The Prodigal Son and Prayer
“But while he was still a long way off, his father saw him and was filled with compassion for him; he ran to his son, threw his arms around him and kissed him.” (Luke 15:20)
Linda Shankster
Read Luke 15:11-32.
Many years ago, as a widowed mother of five, I was struggling in desperation over the reactions of one of my teenagers. I was taking their disobedience and acting out personally, and my response was an unhealthy one of anger. I recall right where I was on a particularly dark night when the Holy Spirit brought my attention to the father of the son who took his share of the possessions and left the family ‒ the Lost Son.
This father wasn’t consumed with anger or wounds because of the choices of his son. He wasn’t dwelling on the disappointment of his son wasting the inheritance or obsessed with imagining what the son was doing day to day. Instead, by the time the son had decided to return to his family, verse 19 tells us, “… but while he was still a long way off, his father saw him ….” This father wanted good for his son ‒ he wanted him to be a part of their family; he wanted restoration; so by faith, he was watching for his son to return!
During the next few years the Lord was teaching me and instructing me in intercession, helping me to express the Father’s Heart. I grew in my faith and in prayer.
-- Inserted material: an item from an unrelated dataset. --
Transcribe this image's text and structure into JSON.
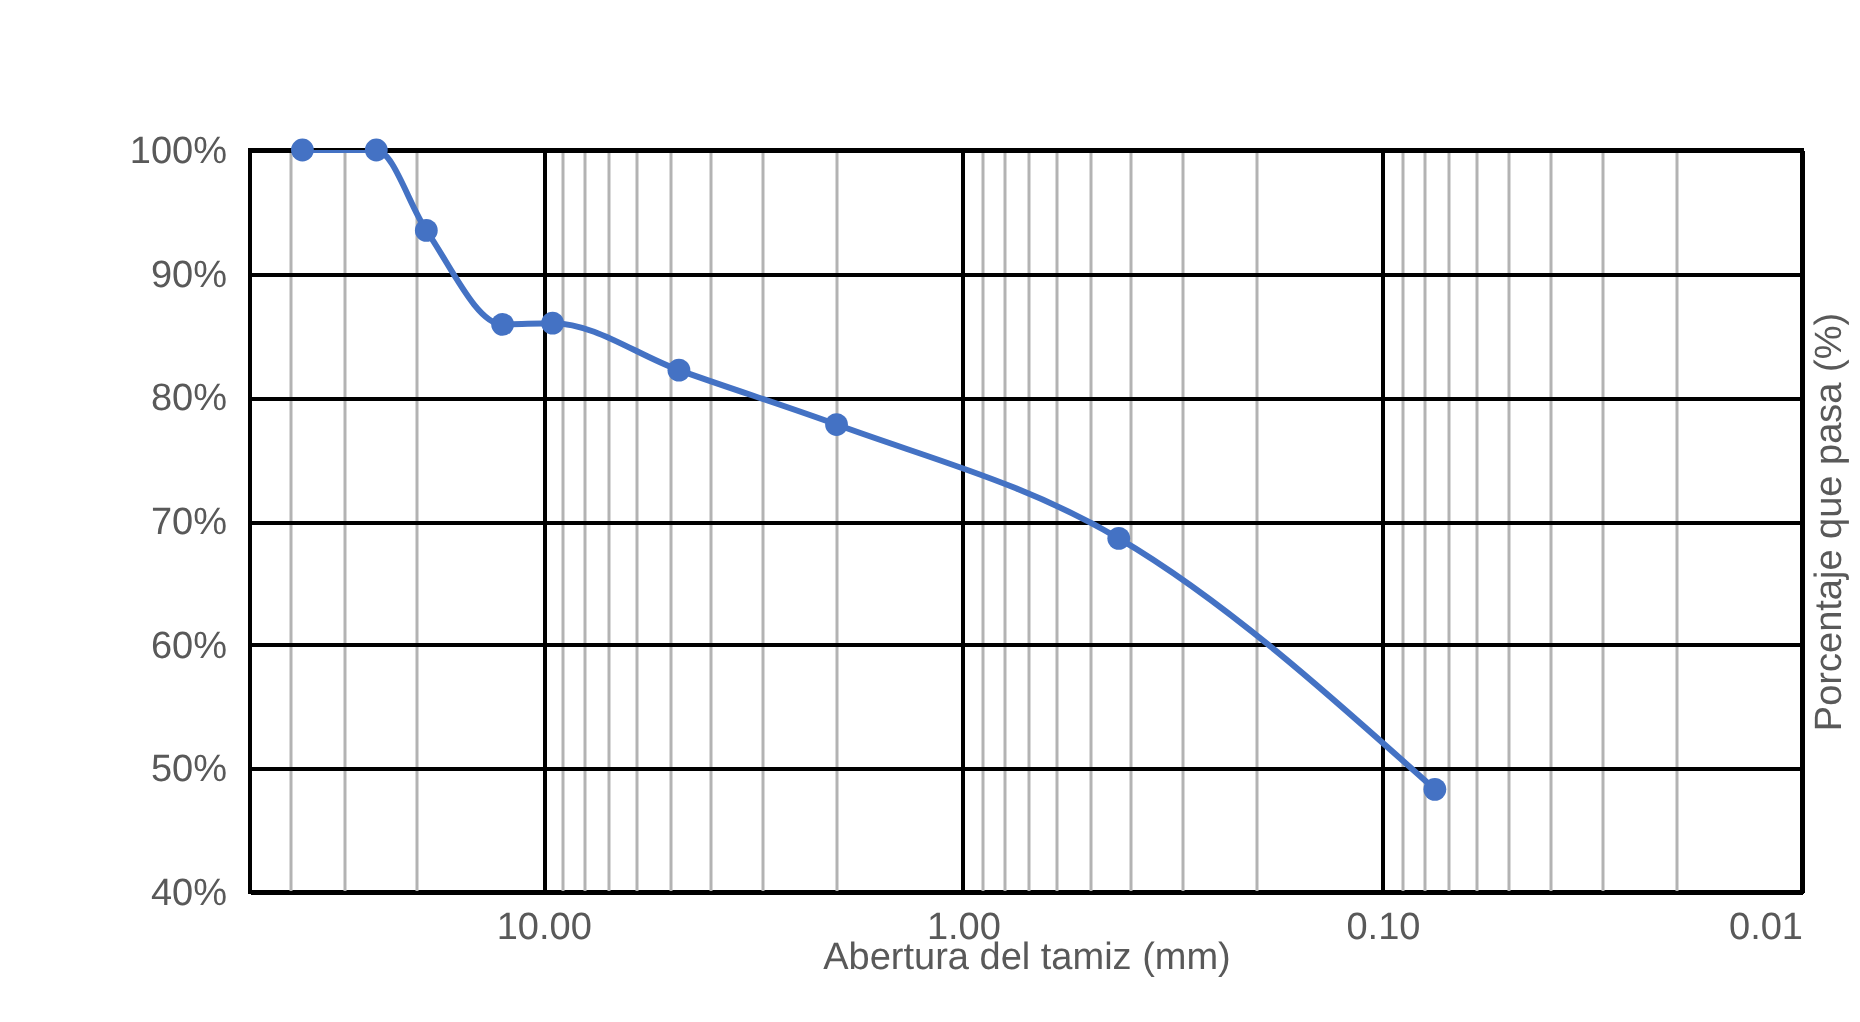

More and more I began asking God to forgive my teen.
If you see someone commit a sin, you should pray and God will give them life. (1 John 5:16)
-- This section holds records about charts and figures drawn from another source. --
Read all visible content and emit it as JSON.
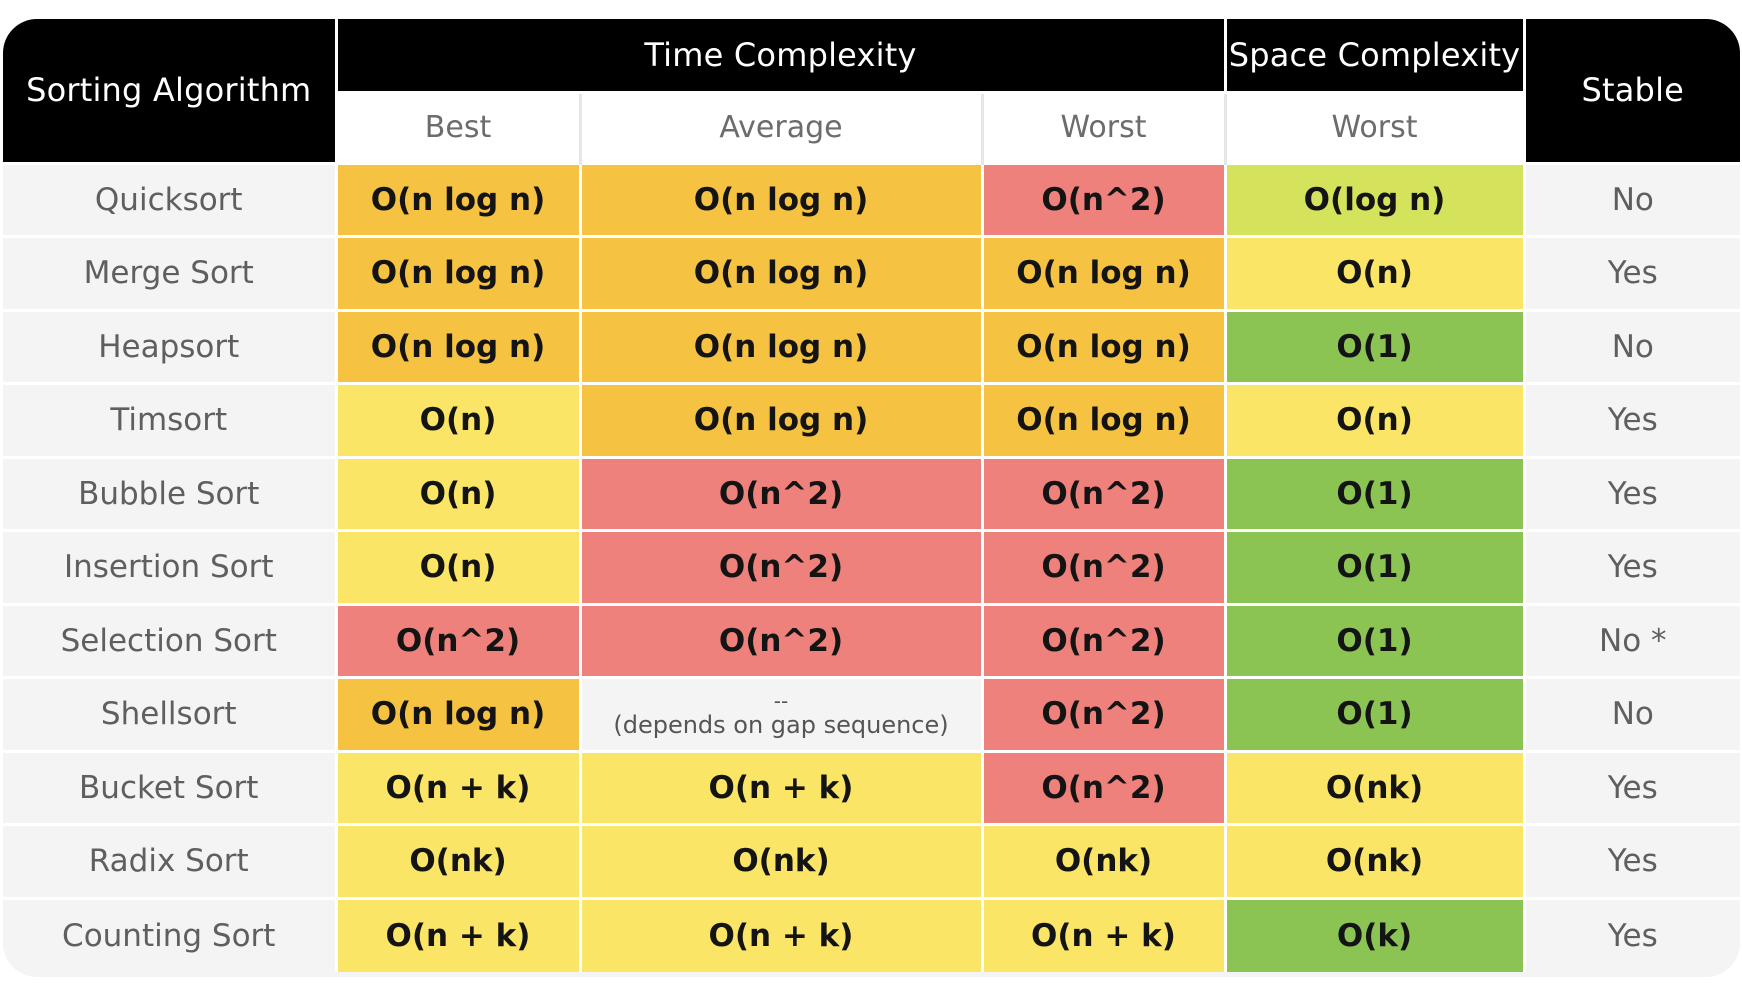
{
  "header": {
    "algorithm": "Sorting Algorithm",
    "time_complexity": "Time Complexity",
    "space_complexity": "Space Complexity",
    "stable": "Stable",
    "best": "Best",
    "average": "Average",
    "worst": "Worst",
    "space_worst": "Worst"
  },
  "colors": {
    "orange": "#f5c242",
    "yellow": "#fbe566",
    "red": "#ee817b",
    "green": "#8bc453",
    "lime": "#d4e25c",
    "header_bg": "#000000"
  },
  "rows": [
    {
      "name": "Quicksort",
      "best": "O(n log n)",
      "average": "O(n log n)",
      "worst": "O(n^2)",
      "space": "O(log n)",
      "stable": "No"
    },
    {
      "name": "Merge Sort",
      "best": "O(n log n)",
      "average": "O(n log n)",
      "worst": "O(n log n)",
      "space": "O(n)",
      "stable": "Yes"
    },
    {
      "name": "Heapsort",
      "best": "O(n log n)",
      "average": "O(n log n)",
      "worst": "O(n log n)",
      "space": "O(1)",
      "stable": "No"
    },
    {
      "name": "Timsort",
      "best": "O(n)",
      "average": "O(n log n)",
      "worst": "O(n log n)",
      "space": "O(n)",
      "stable": "Yes"
    },
    {
      "name": "Bubble Sort",
      "best": "O(n)",
      "average": "O(n^2)",
      "worst": "O(n^2)",
      "space": "O(1)",
      "stable": "Yes"
    },
    {
      "name": "Insertion Sort",
      "best": "O(n)",
      "average": "O(n^2)",
      "worst": "O(n^2)",
      "space": "O(1)",
      "stable": "Yes"
    },
    {
      "name": "Selection Sort",
      "best": "O(n^2)",
      "average": "O(n^2)",
      "worst": "O(n^2)",
      "space": "O(1)",
      "stable": "No *"
    },
    {
      "name": "Shellsort",
      "best": "O(n log n)",
      "average_dash": "--",
      "average_note": "(depends on gap sequence)",
      "worst": "O(n^2)",
      "space": "O(1)",
      "stable": "No"
    },
    {
      "name": "Bucket Sort",
      "best": "O(n + k)",
      "average": "O(n + k)",
      "worst": "O(n^2)",
      "space": "O(nk)",
      "stable": "Yes"
    },
    {
      "name": "Radix Sort",
      "best": "O(nk)",
      "average": "O(nk)",
      "worst": "O(nk)",
      "space": "O(nk)",
      "stable": "Yes"
    },
    {
      "name": "Counting Sort",
      "best": "O(n + k)",
      "average": "O(n + k)",
      "worst": "O(n + k)",
      "space": "O(k)",
      "stable": "Yes"
    }
  ]
}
I asked God to soften their heart and bring them back.
If one should wander from the truth and we bring them back (through prayer), we are saving a sinner from death and covering a multitude of sins. (James 5:19)
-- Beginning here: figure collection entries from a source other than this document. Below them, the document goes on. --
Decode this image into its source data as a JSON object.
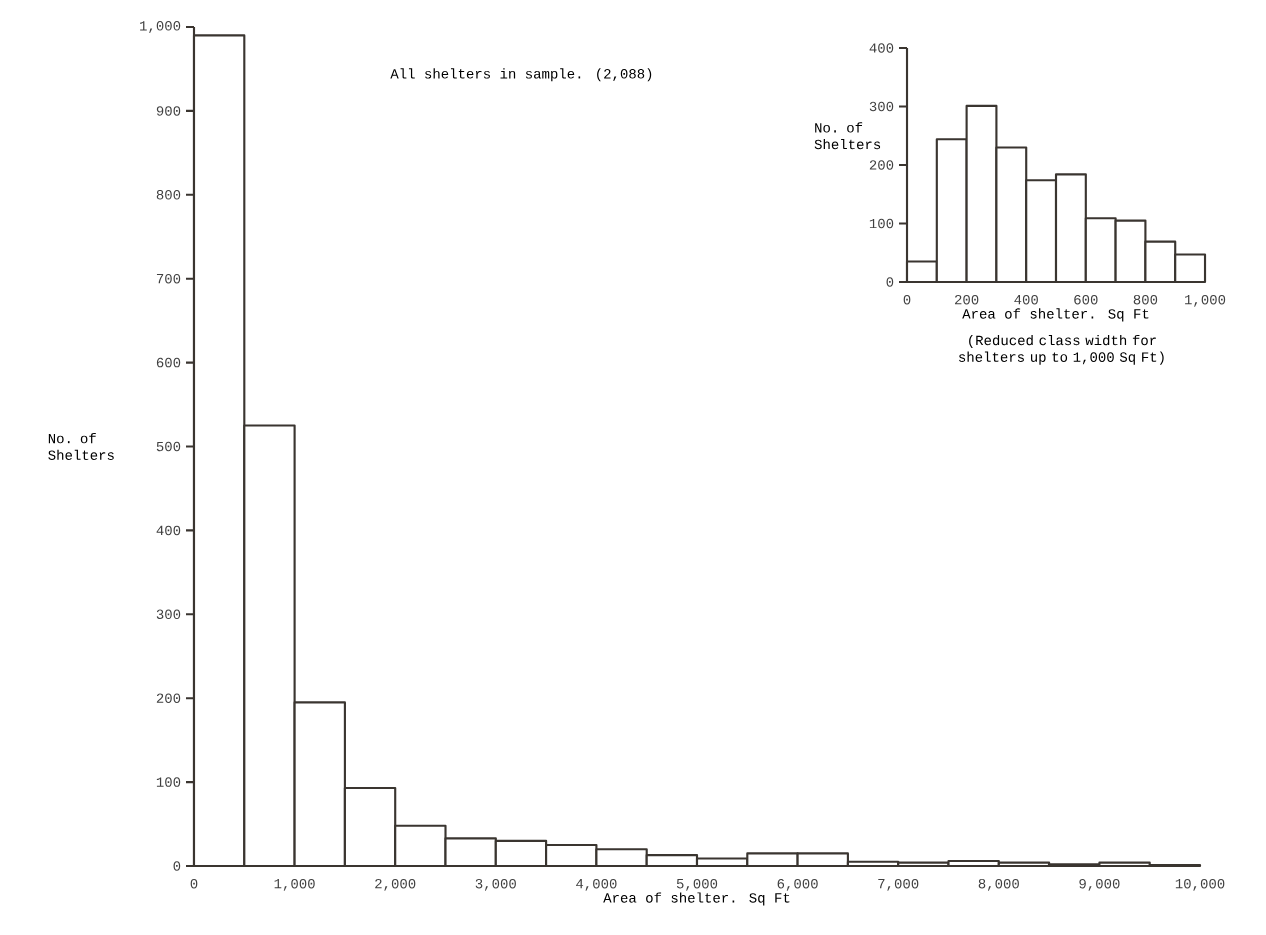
{
  "chart_data": [
    {
      "type": "histogram",
      "xlabel": "Area of shelter. Sq Ft",
      "ylabel": "No. of Shelters",
      "annotations": [
        "All shelters in sample. (2,088)"
      ],
      "bins": [
        0,
        500,
        1000,
        1500,
        2000,
        2500,
        3000,
        3500,
        4000,
        4500,
        5000,
        5500,
        6000,
        6500,
        7000,
        7500,
        8000,
        8500,
        9000,
        9500,
        10000
      ],
      "values": [
        990,
        525,
        195,
        93,
        48,
        33,
        30,
        25,
        20,
        13,
        9,
        15,
        15,
        5,
        4,
        6,
        4,
        2,
        4,
        1
      ],
      "color": "#3a3530",
      "xlim": [
        0,
        10000
      ],
      "xticks": [
        0,
        {
          "value": 1000,
          "label": "1,000"
        },
        {
          "value": 2000,
          "label": "2,000"
        },
        {
          "value": 3000,
          "label": "3,000"
        },
        {
          "value": 4000,
          "label": "4,000"
        },
        {
          "value": 5000,
          "label": "5,000"
        },
        {
          "value": 6000,
          "label": "6,000"
        },
        {
          "value": 7000,
          "label": "7,000"
        },
        {
          "value": 8000,
          "label": "8,000"
        },
        {
          "value": 9000,
          "label": "9,000"
        },
        {
          "value": 10000,
          "label": "10,000"
        }
      ],
      "ylim": [
        0,
        1000
      ],
      "yticks": [
        0,
        100,
        200,
        300,
        400,
        500,
        600,
        700,
        800,
        900,
        {
          "value": 1000,
          "label": "1,000"
        }
      ]
    },
    {
      "type": "histogram",
      "xlabel": "Area of shelter. Sq Ft",
      "ylabel": "No. of Shelters",
      "annotations": [
        "(Reduced class width for shelters up to 1,000 Sq Ft)"
      ],
      "bins": [
        0,
        100,
        200,
        300,
        400,
        500,
        600,
        700,
        800,
        900,
        1000
      ],
      "values": [
        35,
        244,
        301,
        230,
        174,
        184,
        109,
        105,
        69,
        47
      ],
      "color": "#3a3530",
      "xlim": [
        0,
        1000
      ],
      "xticks": [
        0,
        200,
        400,
        600,
        800,
        {
          "value": 1000,
          "label": "1,000"
        }
      ],
      "ylim": [
        0,
        400
      ],
      "yticks": [
        0,
        100,
        200,
        300,
        400
      ]
    }
  ]
}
I stood in the gap to make up the missing part of the hedge.
I looked for someone among them who would build up the wall and stand before me in the gap. (Ezekiel 22:30)
I began to stir up my faith in God.
Faith is the substance of things hoped for, the evidence of things not seen. (Hebrews 11:1)
God allows each and every one of us to make choices and decisions that are not up to His very best for us, but He waits patiently for us and graciously draws us back to Himself. I believe He is pleased if we can take this attitude in our intercession for our children, spouses and others. We want to grow in finding God’s Heart of love for another and in our willingness to lay down our lives in prayer for another.
Let us put our fears and frustrations aside and find the heart of faith in God that will help us to pray according to His will.
If we ask anything according to His will He hears us. And if we know that He hears us, we know that we have what we ask of Him. (1 John 5:14-15)
Prayer: Father, teach us to love and intercede for others according to Your Heart.